Defying the elements
The Games were held in weather conditions that were unpredictable to say the least. The Opening Ceremony, held at the Olympic Stadium on Saturday 11 February 1928, took place in a blizzard. As the snow fell, 1,200 officials and participants paraded before the members of the IOC and the COS, with the assembled dignitaries including the President of the Swiss Confederation Edmund Schulthess and Henry of Mecklenburg-Schwerin, the prince consort of the Netherlands, who was representing Amsterdam, the host city of the Summer Games later that year.
After Schulthess had declared the second Olympic Winter Games open, Swiss cross country, Nordic combined and ski jumping specialist Hans Eidenbenz took the Olympic oath on behalf of all the athletes.

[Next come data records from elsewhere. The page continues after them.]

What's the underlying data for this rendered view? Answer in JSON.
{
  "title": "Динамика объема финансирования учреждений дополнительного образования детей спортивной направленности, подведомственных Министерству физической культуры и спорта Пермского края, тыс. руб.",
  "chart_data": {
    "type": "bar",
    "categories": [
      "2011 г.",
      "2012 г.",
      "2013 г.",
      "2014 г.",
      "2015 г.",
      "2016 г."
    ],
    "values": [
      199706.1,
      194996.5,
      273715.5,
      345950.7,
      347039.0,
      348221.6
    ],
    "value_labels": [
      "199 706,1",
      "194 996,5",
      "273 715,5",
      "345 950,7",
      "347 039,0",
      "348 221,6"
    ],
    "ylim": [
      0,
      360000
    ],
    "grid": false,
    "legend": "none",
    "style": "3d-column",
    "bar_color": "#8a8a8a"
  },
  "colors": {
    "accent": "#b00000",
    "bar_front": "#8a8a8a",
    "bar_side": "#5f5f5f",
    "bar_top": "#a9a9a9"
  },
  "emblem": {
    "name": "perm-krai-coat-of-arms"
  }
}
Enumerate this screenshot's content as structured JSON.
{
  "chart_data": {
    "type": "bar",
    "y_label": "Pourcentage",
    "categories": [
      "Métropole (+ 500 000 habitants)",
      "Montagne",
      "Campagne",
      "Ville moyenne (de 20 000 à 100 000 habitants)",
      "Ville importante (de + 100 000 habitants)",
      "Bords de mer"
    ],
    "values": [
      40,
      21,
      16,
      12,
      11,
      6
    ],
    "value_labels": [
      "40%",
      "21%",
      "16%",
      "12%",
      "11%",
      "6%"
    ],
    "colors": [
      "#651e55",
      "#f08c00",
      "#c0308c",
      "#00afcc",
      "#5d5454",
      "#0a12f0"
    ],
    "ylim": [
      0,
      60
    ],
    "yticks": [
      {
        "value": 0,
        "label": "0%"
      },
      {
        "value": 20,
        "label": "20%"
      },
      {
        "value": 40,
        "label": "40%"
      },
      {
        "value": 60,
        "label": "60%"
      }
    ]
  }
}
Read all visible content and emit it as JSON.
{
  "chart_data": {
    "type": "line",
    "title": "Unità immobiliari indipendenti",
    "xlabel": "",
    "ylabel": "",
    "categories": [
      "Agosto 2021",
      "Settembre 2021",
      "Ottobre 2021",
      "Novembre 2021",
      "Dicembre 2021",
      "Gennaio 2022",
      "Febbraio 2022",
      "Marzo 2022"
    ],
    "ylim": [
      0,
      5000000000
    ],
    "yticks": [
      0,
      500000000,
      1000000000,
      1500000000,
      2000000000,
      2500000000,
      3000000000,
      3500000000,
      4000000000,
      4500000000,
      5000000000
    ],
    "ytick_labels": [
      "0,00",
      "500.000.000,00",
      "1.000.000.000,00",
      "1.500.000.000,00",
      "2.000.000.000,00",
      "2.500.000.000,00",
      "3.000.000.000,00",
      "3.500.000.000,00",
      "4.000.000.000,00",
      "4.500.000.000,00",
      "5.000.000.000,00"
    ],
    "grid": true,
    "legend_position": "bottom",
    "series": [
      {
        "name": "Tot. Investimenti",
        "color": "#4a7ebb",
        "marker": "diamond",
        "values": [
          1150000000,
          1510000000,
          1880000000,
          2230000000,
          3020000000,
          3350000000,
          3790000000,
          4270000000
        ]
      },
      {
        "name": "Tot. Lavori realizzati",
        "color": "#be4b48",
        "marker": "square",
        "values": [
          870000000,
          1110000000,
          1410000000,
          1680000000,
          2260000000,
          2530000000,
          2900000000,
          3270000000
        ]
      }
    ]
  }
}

Within four days temperatures climbed to an unseasonable 25ºC, causing the cancellation of the 10,000m speed skating competition and countless problems for the competitors in the 50km cross-country skiing event due to the melting snow. The sunshine then gave way to rain, giving the organisers yet more headaches, with events being postponed and the bobsleigh competition being reduced from four legs to two.
Despite the problems that come with organising sporting events outdoors, and at altitude, the 1928 St Moritz Games were a success “There were no accidents, incidents or complaints,” noted the official report.
“The second Olympic Winter Games were held in an atmosphere of complete peace and tranquillity and can be regarded as a success. The Swiss Olympic Committee, the town of St Moritz and the people of Switzerland in general are proud to have organised the second Winter Games with dignity and to have contributed a solid block of stone, of granite hewn from Grisons, to the beautiful building that is modern Olympism, a veritable arc de Triomphe.”